I hope that to people of colour, the BLM movement is seen to be on the same track as the queer rights campaign of the 80s and 90s, where success, change and positive outcomes through activism can be seen as inevitable and real.

But you see, that’s again why I have an issue with Ms Swift. Well, actually not her, but with a world that proclaims her to be spectacular—while really, she’s also just a bit too, well … safe. Although I’ve gotta say the issue I have with her is one I also have with Ed Sheeran, Justin Bieber and Ariana Grande, to name just a few.

Don’t get me wrong, I have played her Folklore album, and I like it, but if you want to hear the album TayTay could have made, please listen to Tracey Chapman’s self-titled debut album from 1988.

The chilled vibe is the same, the melodies are similar, however the meaning and message are so much more passionately and authentically delivered.

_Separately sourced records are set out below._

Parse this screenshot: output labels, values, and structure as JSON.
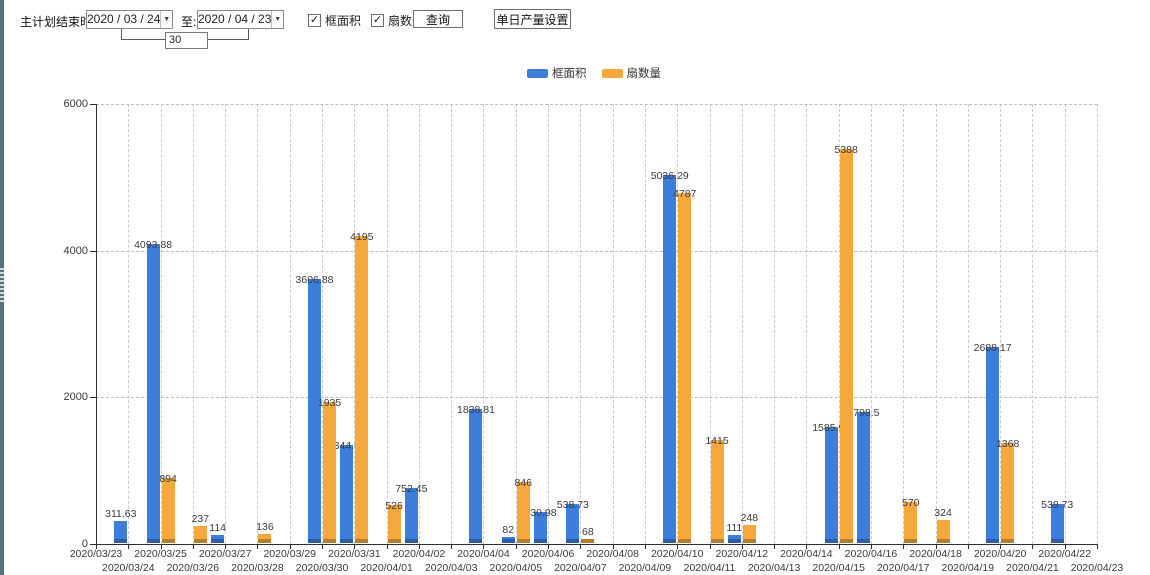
{
  "icons": {
    "dropdown": "▼"
  },
  "toolbar": {
    "range_label": "主计划结束时间:",
    "start_date": "2020 / 03 / 24",
    "to_label": "至:",
    "end_date": "2020 / 04 / 23",
    "days_between": "30",
    "checkboxes": [
      {
        "label": "框面积",
        "mark": "✓",
        "checked": true
      },
      {
        "label": "扇数量",
        "mark": "✓",
        "checked": true
      }
    ],
    "query_button": "查询",
    "daily_output_button": "单日产量设置"
  },
  "legend": [
    {
      "label": "框面积",
      "color": "#3d7edd"
    },
    {
      "label": "扇数量",
      "color": "#f5a93c"
    }
  ],
  "chart_data": {
    "type": "bar",
    "title": "",
    "xlabel": "",
    "ylabel": "",
    "ylim": [
      0,
      6000
    ],
    "yticks": [
      "0",
      "2000",
      "4000",
      "6000"
    ],
    "grid": "dashed",
    "legend_position": "top",
    "categories": [
      "2020/03/23",
      "2020/03/24",
      "2020/03/25",
      "2020/03/26",
      "2020/03/27",
      "2020/03/28",
      "2020/03/29",
      "2020/03/30",
      "2020/03/31",
      "2020/04/01",
      "2020/04/02",
      "2020/04/03",
      "2020/04/04",
      "2020/04/05",
      "2020/04/06",
      "2020/04/07",
      "2020/04/08",
      "2020/04/09",
      "2020/04/10",
      "2020/04/11",
      "2020/04/12",
      "2020/04/13",
      "2020/04/14",
      "2020/04/15",
      "2020/04/16",
      "2020/04/17",
      "2020/04/18",
      "2020/04/19",
      "2020/04/20",
      "2020/04/21",
      "2020/04/22",
      "2020/04/23"
    ],
    "series": [
      {
        "name": "框面积",
        "color": "#3d7edd",
        "values": [
          null,
          "311.63",
          "4093.88",
          null,
          "114",
          null,
          null,
          "3606.88",
          "1344.95",
          null,
          "752.45",
          null,
          "1838.81",
          "82",
          "430.98",
          "538.73",
          null,
          null,
          "5036.29",
          null,
          "111",
          null,
          null,
          "1585.96",
          "1798.5",
          null,
          null,
          null,
          "2688.17",
          null,
          "538.73",
          null
        ]
      },
      {
        "name": "扇数量",
        "color": "#f5a93c",
        "values": [
          null,
          null,
          "894",
          "237",
          null,
          "136",
          null,
          "1935",
          "4195",
          "526",
          null,
          null,
          null,
          "846",
          null,
          "68",
          null,
          null,
          "4787",
          "1415",
          "248",
          null,
          null,
          "5388",
          null,
          "570",
          "324",
          null,
          "1368",
          null,
          null,
          null
        ]
      }
    ]
  }
}
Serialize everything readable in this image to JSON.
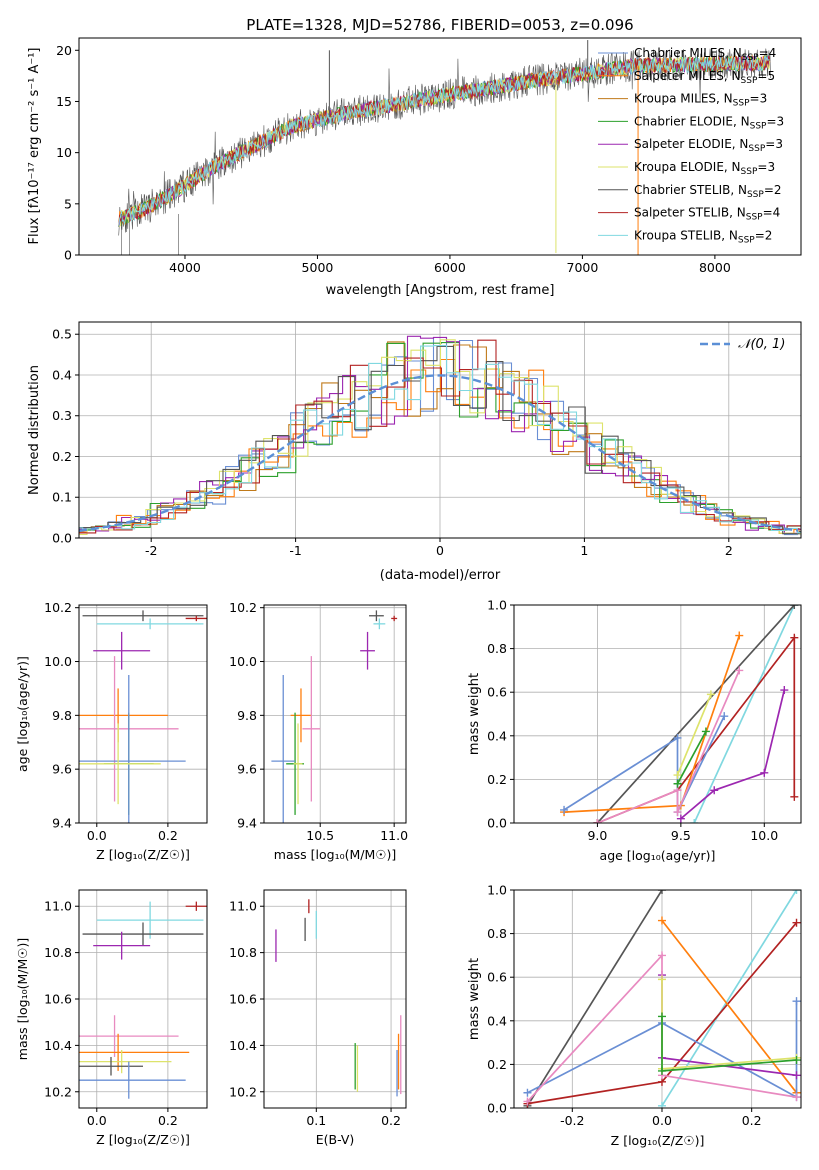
{
  "figure_title": "PLATE=1328, MJD=52786, FIBERID=0053, z=0.096",
  "colors": {
    "Chabrier MILES": "#6a8fd4",
    "Salpeter MILES": "#ff7f0e",
    "Kroupa MILES": "#c07a1a",
    "Chabrier ELODIE": "#2ca02c",
    "Salpeter ELODIE": "#9c27b0",
    "Kroupa ELODIE": "#dde36b",
    "Chabrier STELIB": "#555555",
    "Salpeter STELIB": "#b22222",
    "Kroupa STELIB": "#80d8e0",
    "normal": "#5b8fd6",
    "pink": "#e88ac0",
    "lime": "#b8e04a"
  },
  "chart_data": [
    {
      "id": "spectrum",
      "type": "line",
      "title": "PLATE=1328, MJD=52786, FIBERID=0053, z=0.096",
      "xlabel": "wavelength [Angstrom, rest frame]",
      "ylabel": "Flux [f_λ 10^-17 erg cm^-2 s^-1 A^-1]",
      "xlim": [
        3200,
        8650
      ],
      "ylim": [
        0,
        21.2
      ],
      "xticks": [
        4000,
        5000,
        6000,
        7000,
        8000
      ],
      "yticks": [
        0,
        5,
        10,
        15,
        20
      ],
      "legend": "upper right",
      "legend_entries": [
        "Chabrier MILES, N_SSP=4",
        "Salpeter MILES, N_SSP=5",
        "Kroupa MILES, N_SSP=3",
        "Chabrier ELODIE, N_SSP=3",
        "Salpeter ELODIE, N_SSP=3",
        "Kroupa ELODIE, N_SSP=3",
        "Chabrier STELIB, N_SSP=2",
        "Salpeter STELIB, N_SSP=4",
        "Kroupa STELIB, N_SSP=2"
      ],
      "continuum": [
        [
          3500,
          3.5
        ],
        [
          3700,
          4.5
        ],
        [
          3900,
          6.0
        ],
        [
          4000,
          6.8
        ],
        [
          4200,
          8.5
        ],
        [
          4500,
          10.5
        ],
        [
          4800,
          12.5
        ],
        [
          5000,
          13.2
        ],
        [
          5200,
          13.8
        ],
        [
          5500,
          14.5
        ],
        [
          5800,
          15.2
        ],
        [
          6000,
          15.7
        ],
        [
          6300,
          16.3
        ],
        [
          6600,
          17.0
        ],
        [
          7000,
          17.7
        ],
        [
          7400,
          18.5
        ],
        [
          7800,
          18.6
        ],
        [
          8200,
          18.7
        ],
        [
          8400,
          18.8
        ]
      ],
      "spikes": [
        {
          "x": 5090,
          "y": 20.0,
          "series": "Chabrier STELIB"
        },
        {
          "x": 7040,
          "y": 21.0,
          "series": "Chabrier STELIB"
        },
        {
          "x": 6800,
          "y": 0.2,
          "series": "Kroupa ELODIE"
        },
        {
          "x": 7420,
          "y": 0.0,
          "series": "Salpeter MILES"
        }
      ]
    },
    {
      "id": "residuals",
      "type": "line",
      "xlabel": "(data-model)/error",
      "ylabel": "Normed distribution",
      "xlim": [
        -2.5,
        2.5
      ],
      "ylim": [
        0,
        0.53
      ],
      "xticks": [
        -2,
        -1,
        0,
        1,
        2
      ],
      "yticks": [
        0.0,
        0.1,
        0.2,
        0.3,
        0.4,
        0.5
      ],
      "legend_entries": [
        "𝒩(0, 1)"
      ],
      "legend": "upper right"
    },
    {
      "id": "age_vs_Z",
      "type": "scatter",
      "xlabel": "Z [log10(Z/Z☉)]",
      "ylabel": "age [log10(age/yr)]",
      "xlim": [
        -0.05,
        0.31
      ],
      "ylim": [
        9.4,
        10.21
      ],
      "xticks": [
        0.0,
        0.2
      ],
      "yticks": [
        9.4,
        9.6,
        9.8,
        10.0,
        10.2
      ],
      "points": [
        {
          "series": "Chabrier STELIB",
          "x": 0.13,
          "xerr": 0.17,
          "y": 10.17,
          "yerr": 0.02
        },
        {
          "series": "Salpeter STELIB",
          "x": 0.28,
          "xerr": 0.03,
          "y": 10.16,
          "yerr": 0.01
        },
        {
          "series": "Kroupa STELIB",
          "x": 0.15,
          "xerr": 0.15,
          "y": 10.14,
          "yerr": 0.02
        },
        {
          "series": "Salpeter ELODIE",
          "x": 0.07,
          "xerr": 0.08,
          "y": 10.04,
          "yerr": 0.07
        },
        {
          "series": "Salpeter MILES",
          "x": 0.06,
          "xerr": 0.14,
          "y": 9.8,
          "yerr": 0.1
        },
        {
          "series": "pink",
          "x": 0.05,
          "xerr": 0.18,
          "y": 9.75,
          "yerr": 0.27
        },
        {
          "series": "Chabrier ELODIE",
          "x": 0.09,
          "xerr": 0.07,
          "y": 9.62,
          "yerr": 0.19
        },
        {
          "series": "Chabrier MILES",
          "x": 0.09,
          "xerr": 0.16,
          "y": 9.63,
          "yerr": 0.32
        },
        {
          "series": "Kroupa ELODIE",
          "x": 0.06,
          "xerr": 0.12,
          "y": 9.62,
          "yerr": 0.15
        }
      ]
    },
    {
      "id": "age_vs_mass",
      "type": "scatter",
      "xlabel": "mass [log10(M/M☉)]",
      "xlim": [
        10.12,
        11.08
      ],
      "ylim": [
        9.4,
        10.21
      ],
      "xticks": [
        10.5,
        11.0
      ],
      "yticks": [
        9.4,
        9.6,
        9.8,
        10.0,
        10.2
      ],
      "points": [
        {
          "series": "Chabrier STELIB",
          "x": 10.88,
          "xerr": 0.05,
          "y": 10.17,
          "yerr": 0.02
        },
        {
          "series": "Salpeter STELIB",
          "x": 11.0,
          "xerr": 0.02,
          "y": 10.16,
          "yerr": 0.01
        },
        {
          "series": "Kroupa STELIB",
          "x": 10.9,
          "xerr": 0.04,
          "y": 10.14,
          "yerr": 0.02
        },
        {
          "series": "Salpeter ELODIE",
          "x": 10.82,
          "xerr": 0.05,
          "y": 10.04,
          "yerr": 0.07
        },
        {
          "series": "Salpeter MILES",
          "x": 10.37,
          "xerr": 0.07,
          "y": 9.8,
          "yerr": 0.1
        },
        {
          "series": "pink",
          "x": 10.44,
          "xerr": 0.06,
          "y": 9.75,
          "yerr": 0.27
        },
        {
          "series": "Chabrier ELODIE",
          "x": 10.33,
          "xerr": 0.06,
          "y": 9.62,
          "yerr": 0.19
        },
        {
          "series": "Chabrier MILES",
          "x": 10.25,
          "xerr": 0.08,
          "y": 9.63,
          "yerr": 0.32
        },
        {
          "series": "Kroupa ELODIE",
          "x": 10.35,
          "xerr": 0.03,
          "y": 9.62,
          "yerr": 0.15
        }
      ]
    },
    {
      "id": "mass_weight_vs_age",
      "type": "line",
      "xlabel": "age [log10(age/yr)]",
      "ylabel": "mass weight",
      "xlim": [
        8.5,
        10.22
      ],
      "ylim": [
        0,
        1.0
      ],
      "xticks": [
        9.0,
        9.5,
        10.0
      ],
      "yticks": [
        0.0,
        0.2,
        0.4,
        0.6,
        0.8,
        1.0
      ],
      "series": [
        {
          "name": "Kroupa STELIB",
          "points": [
            [
              9.58,
              0.0
            ],
            [
              10.18,
              1.0
            ]
          ]
        },
        {
          "name": "Chabrier STELIB",
          "points": [
            [
              9.0,
              0.0
            ],
            [
              10.18,
              1.0
            ]
          ]
        },
        {
          "name": "Salpeter STELIB",
          "points": [
            [
              9.0,
              0.0
            ],
            [
              9.48,
              0.15
            ],
            [
              10.18,
              0.85
            ],
            [
              10.18,
              0.12
            ]
          ]
        },
        {
          "name": "Salpeter MILES",
          "points": [
            [
              8.8,
              0.05
            ],
            [
              9.5,
              0.08
            ],
            [
              9.85,
              0.86
            ]
          ]
        },
        {
          "name": "Chabrier MILES",
          "points": [
            [
              8.8,
              0.06
            ],
            [
              9.48,
              0.39
            ],
            [
              9.48,
              0.05
            ],
            [
              9.76,
              0.49
            ]
          ]
        },
        {
          "name": "Salpeter ELODIE",
          "points": [
            [
              9.5,
              0.02
            ],
            [
              9.7,
              0.15
            ],
            [
              10.0,
              0.23
            ],
            [
              10.12,
              0.61
            ]
          ]
        },
        {
          "name": "pink",
          "points": [
            [
              9.0,
              0.0
            ],
            [
              9.48,
              0.15
            ],
            [
              9.48,
              0.05
            ],
            [
              9.85,
              0.7
            ]
          ]
        },
        {
          "name": "Kroupa ELODIE",
          "points": [
            [
              9.48,
              0.22
            ],
            [
              9.68,
              0.59
            ]
          ]
        },
        {
          "name": "Chabrier ELODIE",
          "points": [
            [
              9.48,
              0.18
            ],
            [
              9.65,
              0.42
            ]
          ]
        }
      ]
    },
    {
      "id": "mass_vs_Z",
      "type": "scatter",
      "xlabel": "Z [log10(Z/Z☉)]",
      "ylabel": "mass [log10(M/M☉)]",
      "xlim": [
        -0.05,
        0.31
      ],
      "ylim": [
        10.13,
        11.07
      ],
      "xticks": [
        0.0,
        0.2
      ],
      "yticks": [
        10.2,
        10.4,
        10.6,
        10.8,
        11.0
      ],
      "points": [
        {
          "series": "Salpeter STELIB",
          "x": 0.28,
          "xerr": 0.03,
          "y": 11.0,
          "yerr": 0.02
        },
        {
          "series": "Kroupa STELIB",
          "x": 0.15,
          "xerr": 0.15,
          "y": 10.94,
          "yerr": 0.08
        },
        {
          "series": "Chabrier STELIB",
          "x": 0.13,
          "xerr": 0.17,
          "y": 10.88,
          "yerr": 0.05
        },
        {
          "series": "Salpeter ELODIE",
          "x": 0.07,
          "xerr": 0.08,
          "y": 10.83,
          "yerr": 0.06
        },
        {
          "series": "pink",
          "x": 0.05,
          "xerr": 0.18,
          "y": 10.44,
          "yerr": 0.09
        },
        {
          "series": "Salpeter MILES",
          "x": 0.06,
          "xerr": 0.2,
          "y": 10.37,
          "yerr": 0.08
        },
        {
          "series": "Kroupa ELODIE",
          "x": 0.07,
          "xerr": 0.14,
          "y": 10.33,
          "yerr": 0.05
        },
        {
          "series": "Chabrier STELIB",
          "x": 0.04,
          "xerr": 0.09,
          "y": 10.31,
          "yerr": 0.04
        },
        {
          "series": "Chabrier MILES",
          "x": 0.09,
          "xerr": 0.16,
          "y": 10.25,
          "yerr": 0.08
        }
      ]
    },
    {
      "id": "mass_vs_EBV",
      "type": "scatter",
      "xlabel": "E(B-V)",
      "xlim": [
        0.03,
        0.22
      ],
      "ylim": [
        10.13,
        11.07
      ],
      "xticks": [
        0.1,
        0.2
      ],
      "yticks": [
        10.2,
        10.4,
        10.6,
        10.8,
        11.0
      ],
      "points": [
        {
          "series": "Salpeter STELIB",
          "x": 0.09,
          "y": 11.0,
          "yerr": 0.03
        },
        {
          "series": "Kroupa STELIB",
          "x": 0.1,
          "y": 10.92,
          "yerr": 0.06
        },
        {
          "series": "Chabrier STELIB",
          "x": 0.085,
          "y": 10.9,
          "yerr": 0.05
        },
        {
          "series": "Salpeter ELODIE",
          "x": 0.046,
          "y": 10.83,
          "yerr": 0.07
        },
        {
          "series": "Chabrier ELODIE",
          "x": 0.152,
          "y": 10.31,
          "yerr": 0.1
        },
        {
          "series": "Kroupa ELODIE",
          "x": 0.155,
          "y": 10.3,
          "yerr": 0.1
        },
        {
          "series": "Salpeter MILES",
          "x": 0.21,
          "y": 10.33,
          "yerr": 0.12
        },
        {
          "series": "pink",
          "x": 0.213,
          "y": 10.36,
          "yerr": 0.17
        },
        {
          "series": "Chabrier MILES",
          "x": 0.208,
          "y": 10.28,
          "yerr": 0.1
        }
      ]
    },
    {
      "id": "mass_weight_vs_Z",
      "type": "line",
      "xlabel": "Z [log10(Z/Z☉)]",
      "ylabel": "mass weight",
      "xlim": [
        -0.33,
        0.31
      ],
      "ylim": [
        0,
        1.0
      ],
      "xticks": [
        -0.2,
        0.0,
        0.2
      ],
      "yticks": [
        0.0,
        0.2,
        0.4,
        0.6,
        0.8,
        1.0
      ],
      "series": [
        {
          "name": "Chabrier STELIB",
          "points": [
            [
              -0.3,
              0.01
            ],
            [
              0.0,
              1.0
            ]
          ]
        },
        {
          "name": "Kroupa STELIB",
          "points": [
            [
              0.0,
              0.01
            ],
            [
              0.3,
              1.0
            ]
          ]
        },
        {
          "name": "Salpeter STELIB",
          "points": [
            [
              -0.3,
              0.02
            ],
            [
              0.0,
              0.12
            ],
            [
              0.3,
              0.85
            ]
          ]
        },
        {
          "name": "Salpeter MILES",
          "points": [
            [
              0.0,
              0.86
            ],
            [
              0.3,
              0.07
            ]
          ]
        },
        {
          "name": "Chabrier MILES",
          "points": [
            [
              -0.3,
              0.07
            ],
            [
              0.0,
              0.39
            ],
            [
              0.3,
              0.05
            ],
            [
              0.3,
              0.49
            ]
          ]
        },
        {
          "name": "Salpeter ELODIE",
          "points": [
            [
              0.0,
              0.61
            ],
            [
              0.0,
              0.23
            ],
            [
              0.3,
              0.15
            ]
          ]
        },
        {
          "name": "pink",
          "points": [
            [
              -0.3,
              0.03
            ],
            [
              0.0,
              0.7
            ],
            [
              0.0,
              0.15
            ],
            [
              0.3,
              0.05
            ]
          ]
        },
        {
          "name": "Kroupa ELODIE",
          "points": [
            [
              0.0,
              0.59
            ],
            [
              0.0,
              0.18
            ],
            [
              0.3,
              0.23
            ]
          ]
        },
        {
          "name": "Chabrier ELODIE",
          "points": [
            [
              0.0,
              0.42
            ],
            [
              0.0,
              0.17
            ],
            [
              0.3,
              0.22
            ]
          ]
        }
      ]
    }
  ]
}
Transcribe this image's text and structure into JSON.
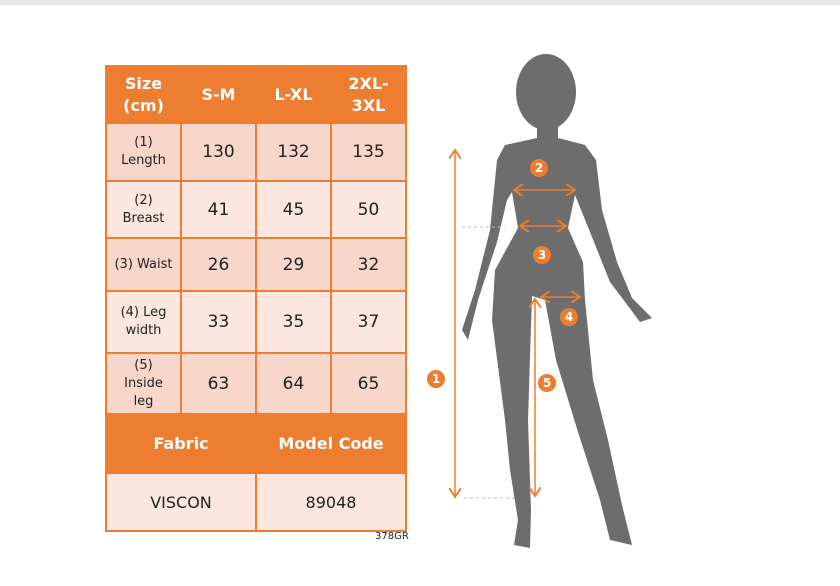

Quite honestly, you need to sit and listen to the very first song ‘Talkin’ ‘bout a Revolution’ as if your queer life depends on it, because, actually, it really still might.

To me all good art should be political.

Yes, Swift is a vocal LGBTQI ally, but we still need activists pushing forward more than we do allies bringing up the rear.

In our modern world, where Trump revokes laws allowing trans people to be themselves, Russia is still persecuting and jailing LGBTQ people and in other countries, countless atrocities are being perpetrated against us queers, we can’t rest easy yet.

The battle is still raging around us, and that’s without counting the walking wounded where, on the cusp of intersectionality, queer, trans and black lives are especially at risk.

Unfortunately, while songs about ‘cardigans’ are soft, fluffy and safe, we really still need to be listening to queer black women singing about revolution.

Sorry TayTay, as much as I can appreciate your personal struggles (I watched your Netfilx special, you do seem nice), nobody ever chanted a song about a favourite cardigan whilst heading into battle.


Guy James Whitworth is a Sydney-based artist, author and provocateur. His exhibition Enough of Your Nonsense ran at M2 Gallery, Surry Hills, August-September. His book, Signs of a Struggle (Clouds of Magellan Press), is available online and at good gay bookshops everywhere, and he is a regular contributor to Bent Street.